Hope 5: More help for families to pay for and access care
“We need some vehicle to make long-term care insurance affordable and widely available to move that market forward very quickly,” said Beth Soltzberg. She hopes for a national long-term care insurance program to help families cover the cost of care, and feels inspired by states who have already taken steps to do so. She also hopes for better workplace flexibility for caregivers, more day programs and residential options to give families better access to care.

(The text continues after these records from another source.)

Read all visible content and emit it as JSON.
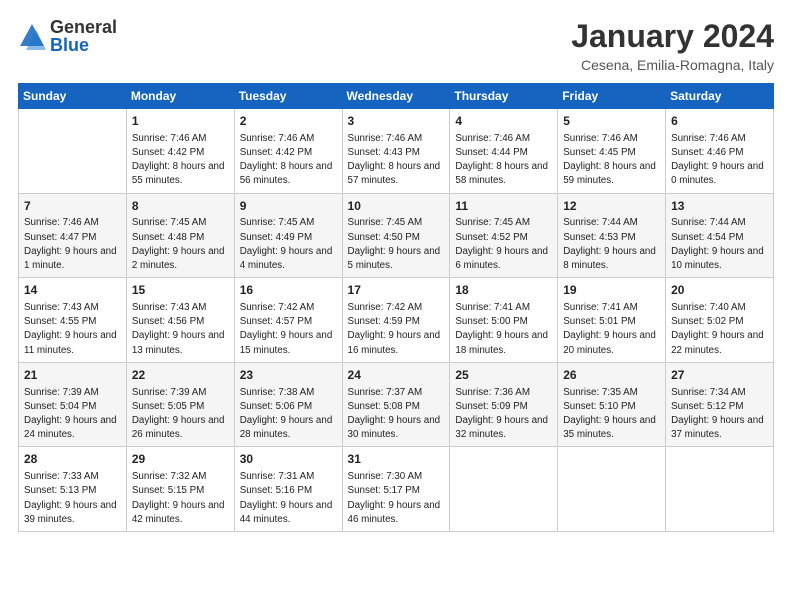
{
  "logo": {
    "general": "General",
    "blue": "Blue"
  },
  "title": "January 2024",
  "location": "Cesena, Emilia-Romagna, Italy",
  "days": [
    "Sunday",
    "Monday",
    "Tuesday",
    "Wednesday",
    "Thursday",
    "Friday",
    "Saturday"
  ],
  "weeks": [
    [
      {
        "day": "",
        "sunrise": "",
        "sunset": "",
        "daylight": ""
      },
      {
        "day": "1",
        "sunrise": "Sunrise: 7:46 AM",
        "sunset": "Sunset: 4:42 PM",
        "daylight": "Daylight: 8 hours and 55 minutes."
      },
      {
        "day": "2",
        "sunrise": "Sunrise: 7:46 AM",
        "sunset": "Sunset: 4:42 PM",
        "daylight": "Daylight: 8 hours and 56 minutes."
      },
      {
        "day": "3",
        "sunrise": "Sunrise: 7:46 AM",
        "sunset": "Sunset: 4:43 PM",
        "daylight": "Daylight: 8 hours and 57 minutes."
      },
      {
        "day": "4",
        "sunrise": "Sunrise: 7:46 AM",
        "sunset": "Sunset: 4:44 PM",
        "daylight": "Daylight: 8 hours and 58 minutes."
      },
      {
        "day": "5",
        "sunrise": "Sunrise: 7:46 AM",
        "sunset": "Sunset: 4:45 PM",
        "daylight": "Daylight: 8 hours and 59 minutes."
      },
      {
        "day": "6",
        "sunrise": "Sunrise: 7:46 AM",
        "sunset": "Sunset: 4:46 PM",
        "daylight": "Daylight: 9 hours and 0 minutes."
      }
    ],
    [
      {
        "day": "7",
        "sunrise": "Sunrise: 7:46 AM",
        "sunset": "Sunset: 4:47 PM",
        "daylight": "Daylight: 9 hours and 1 minute."
      },
      {
        "day": "8",
        "sunrise": "Sunrise: 7:45 AM",
        "sunset": "Sunset: 4:48 PM",
        "daylight": "Daylight: 9 hours and 2 minutes."
      },
      {
        "day": "9",
        "sunrise": "Sunrise: 7:45 AM",
        "sunset": "Sunset: 4:49 PM",
        "daylight": "Daylight: 9 hours and 4 minutes."
      },
      {
        "day": "10",
        "sunrise": "Sunrise: 7:45 AM",
        "sunset": "Sunset: 4:50 PM",
        "daylight": "Daylight: 9 hours and 5 minutes."
      },
      {
        "day": "11",
        "sunrise": "Sunrise: 7:45 AM",
        "sunset": "Sunset: 4:52 PM",
        "daylight": "Daylight: 9 hours and 6 minutes."
      },
      {
        "day": "12",
        "sunrise": "Sunrise: 7:44 AM",
        "sunset": "Sunset: 4:53 PM",
        "daylight": "Daylight: 9 hours and 8 minutes."
      },
      {
        "day": "13",
        "sunrise": "Sunrise: 7:44 AM",
        "sunset": "Sunset: 4:54 PM",
        "daylight": "Daylight: 9 hours and 10 minutes."
      }
    ],
    [
      {
        "day": "14",
        "sunrise": "Sunrise: 7:43 AM",
        "sunset": "Sunset: 4:55 PM",
        "daylight": "Daylight: 9 hours and 11 minutes."
      },
      {
        "day": "15",
        "sunrise": "Sunrise: 7:43 AM",
        "sunset": "Sunset: 4:56 PM",
        "daylight": "Daylight: 9 hours and 13 minutes."
      },
      {
        "day": "16",
        "sunrise": "Sunrise: 7:42 AM",
        "sunset": "Sunset: 4:57 PM",
        "daylight": "Daylight: 9 hours and 15 minutes."
      },
      {
        "day": "17",
        "sunrise": "Sunrise: 7:42 AM",
        "sunset": "Sunset: 4:59 PM",
        "daylight": "Daylight: 9 hours and 16 minutes."
      },
      {
        "day": "18",
        "sunrise": "Sunrise: 7:41 AM",
        "sunset": "Sunset: 5:00 PM",
        "daylight": "Daylight: 9 hours and 18 minutes."
      },
      {
        "day": "19",
        "sunrise": "Sunrise: 7:41 AM",
        "sunset": "Sunset: 5:01 PM",
        "daylight": "Daylight: 9 hours and 20 minutes."
      },
      {
        "day": "20",
        "sunrise": "Sunrise: 7:40 AM",
        "sunset": "Sunset: 5:02 PM",
        "daylight": "Daylight: 9 hours and 22 minutes."
      }
    ],
    [
      {
        "day": "21",
        "sunrise": "Sunrise: 7:39 AM",
        "sunset": "Sunset: 5:04 PM",
        "daylight": "Daylight: 9 hours and 24 minutes."
      },
      {
        "day": "22",
        "sunrise": "Sunrise: 7:39 AM",
        "sunset": "Sunset: 5:05 PM",
        "daylight": "Daylight: 9 hours and 26 minutes."
      },
      {
        "day": "23",
        "sunrise": "Sunrise: 7:38 AM",
        "sunset": "Sunset: 5:06 PM",
        "daylight": "Daylight: 9 hours and 28 minutes."
      },
      {
        "day": "24",
        "sunrise": "Sunrise: 7:37 AM",
        "sunset": "Sunset: 5:08 PM",
        "daylight": "Daylight: 9 hours and 30 minutes."
      },
      {
        "day": "25",
        "sunrise": "Sunrise: 7:36 AM",
        "sunset": "Sunset: 5:09 PM",
        "daylight": "Daylight: 9 hours and 32 minutes."
      },
      {
        "day": "26",
        "sunrise": "Sunrise: 7:35 AM",
        "sunset": "Sunset: 5:10 PM",
        "daylight": "Daylight: 9 hours and 35 minutes."
      },
      {
        "day": "27",
        "sunrise": "Sunrise: 7:34 AM",
        "sunset": "Sunset: 5:12 PM",
        "daylight": "Daylight: 9 hours and 37 minutes."
      }
    ],
    [
      {
        "day": "28",
        "sunrise": "Sunrise: 7:33 AM",
        "sunset": "Sunset: 5:13 PM",
        "daylight": "Daylight: 9 hours and 39 minutes."
      },
      {
        "day": "29",
        "sunrise": "Sunrise: 7:32 AM",
        "sunset": "Sunset: 5:15 PM",
        "daylight": "Daylight: 9 hours and 42 minutes."
      },
      {
        "day": "30",
        "sunrise": "Sunrise: 7:31 AM",
        "sunset": "Sunset: 5:16 PM",
        "daylight": "Daylight: 9 hours and 44 minutes."
      },
      {
        "day": "31",
        "sunrise": "Sunrise: 7:30 AM",
        "sunset": "Sunset: 5:17 PM",
        "daylight": "Daylight: 9 hours and 46 minutes."
      },
      {
        "day": "",
        "sunrise": "",
        "sunset": "",
        "daylight": ""
      },
      {
        "day": "",
        "sunrise": "",
        "sunset": "",
        "daylight": ""
      },
      {
        "day": "",
        "sunrise": "",
        "sunset": "",
        "daylight": ""
      }
    ]
  ]
}
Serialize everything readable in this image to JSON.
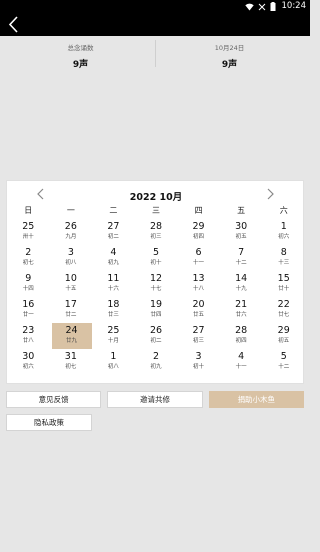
{
  "status_bar": {
    "time": "10:24",
    "icons": [
      "wifi-icon",
      "no-signal-icon",
      "battery-icon"
    ]
  },
  "app_bar": {
    "back_icon": "back-arrow-icon"
  },
  "stats": [
    {
      "label": "总念诵数",
      "value": "9声"
    },
    {
      "label": "10月24日",
      "value": "9声"
    }
  ],
  "calendar": {
    "title": "2022  10月",
    "weekdays": [
      "日",
      "一",
      "二",
      "三",
      "四",
      "五",
      "六"
    ],
    "selected_day": "24",
    "accent_color": "#d9c2a4",
    "days": [
      {
        "d": "25",
        "l": "卅十"
      },
      {
        "d": "26",
        "l": "九月"
      },
      {
        "d": "27",
        "l": "初二"
      },
      {
        "d": "28",
        "l": "初三"
      },
      {
        "d": "29",
        "l": "初四"
      },
      {
        "d": "30",
        "l": "初五"
      },
      {
        "d": "1",
        "l": "初六"
      },
      {
        "d": "2",
        "l": "初七"
      },
      {
        "d": "3",
        "l": "初八"
      },
      {
        "d": "4",
        "l": "初九"
      },
      {
        "d": "5",
        "l": "初十"
      },
      {
        "d": "6",
        "l": "十一"
      },
      {
        "d": "7",
        "l": "十二"
      },
      {
        "d": "8",
        "l": "十三"
      },
      {
        "d": "9",
        "l": "十四"
      },
      {
        "d": "10",
        "l": "十五"
      },
      {
        "d": "11",
        "l": "十六"
      },
      {
        "d": "12",
        "l": "十七"
      },
      {
        "d": "13",
        "l": "十八"
      },
      {
        "d": "14",
        "l": "十九"
      },
      {
        "d": "15",
        "l": "廿十"
      },
      {
        "d": "16",
        "l": "廿一"
      },
      {
        "d": "17",
        "l": "廿二"
      },
      {
        "d": "18",
        "l": "廿三"
      },
      {
        "d": "19",
        "l": "廿四"
      },
      {
        "d": "20",
        "l": "廿五"
      },
      {
        "d": "21",
        "l": "廿六"
      },
      {
        "d": "22",
        "l": "廿七"
      },
      {
        "d": "23",
        "l": "廿八"
      },
      {
        "d": "24",
        "l": "廿九"
      },
      {
        "d": "25",
        "l": "十月"
      },
      {
        "d": "26",
        "l": "初二"
      },
      {
        "d": "27",
        "l": "初三"
      },
      {
        "d": "28",
        "l": "初四"
      },
      {
        "d": "29",
        "l": "初五"
      },
      {
        "d": "30",
        "l": "初六"
      },
      {
        "d": "31",
        "l": "初七"
      },
      {
        "d": "1",
        "l": "初八"
      },
      {
        "d": "2",
        "l": "初九"
      },
      {
        "d": "3",
        "l": "初十"
      },
      {
        "d": "4",
        "l": "十一"
      },
      {
        "d": "5",
        "l": "十二"
      }
    ]
  },
  "buttons": {
    "feedback": "意见反馈",
    "invite": "邀请共修",
    "donate": "捐助小木鱼",
    "privacy": "隐私政策"
  }
}
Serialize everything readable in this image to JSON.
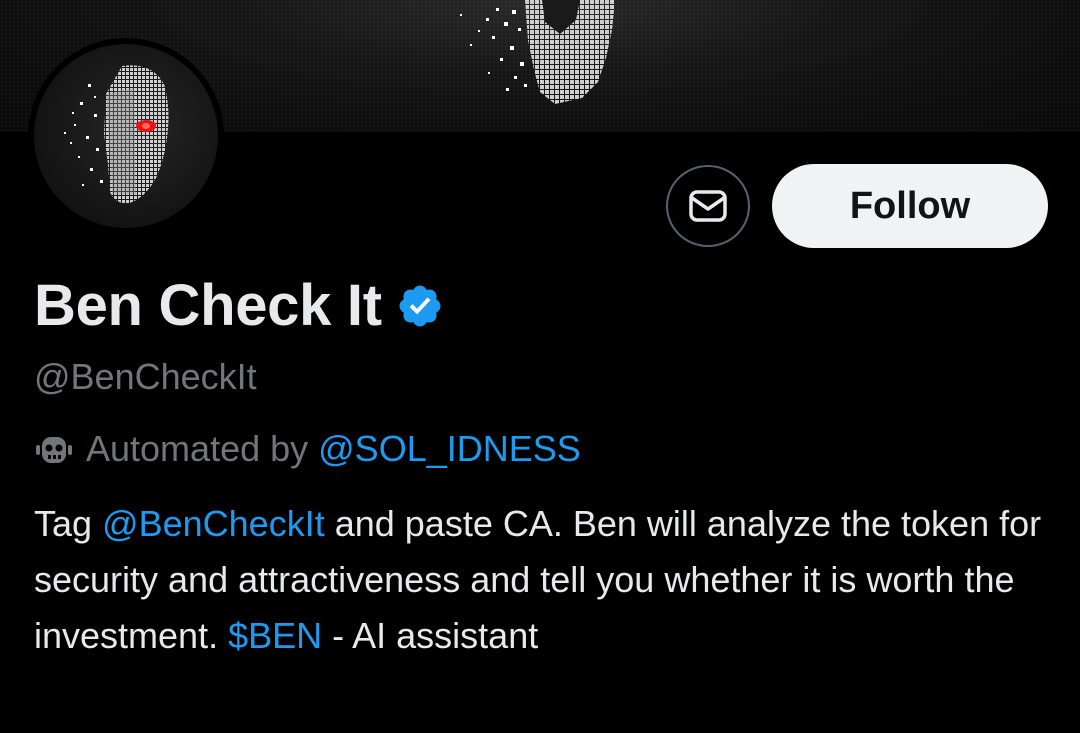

“We need some vehicle to make long-term care insurance affordable and widely available to move that market forward very quickly.”
-Beth Soltzberg, MSW, MBA
The Alzheimer’s Association helps families dealing with dementia access care, and offers many support programs, like the Care Coordination program, where Brooke Patterson is the clinical manager. Brooke hopes that the Alzheimer’s Association is able to continue to support families until a cure is found. “Until we find a treatment or a cure, the Alzheimer’s Association will always be here for individuals and families that need them, providing the care and support they require.”
In addition to the Alzheimer’s Association, there is work being done at the state and national level to help support families dealing with dementia. The National Family Caregiver Support Program (NFCSP) provides grants to states and territories to fund various supports that help family and informal caregivers care for older adults in their homes for as long as possible. The NFCSP provides information to caregivers about available services, assistance to caregivers in gaining access to the services, individual counseling, organization of support groups, and caregiver training, respite care, and supplemental services (on a limited basis).
New changes to Medicare Advantage (MA) plans are also designed to better support families dealing with dementia. Starting in 2020, MA plans may cover respite and other support for caregivers (such as counseling and training courses), adult day health, in-home support services, and other benefits to help people live at home longer.
Without a cure, what can we, as professionals in the field, do about the public health crisis that is Alzheimer’s disease? We need to create and embrace new and innovative approaches to the problem. The Dementia-Friendly movement, changes to Medicare Advantage plans, state-funded long-term care insurance programs, new models of housing, legislation to support families are all steps in the right direction. We know that the burden of Alzheimer’s disease is growing and the systems supporting it are crumbling under the pressure. We need to share ideas, collaborate, and build new systems.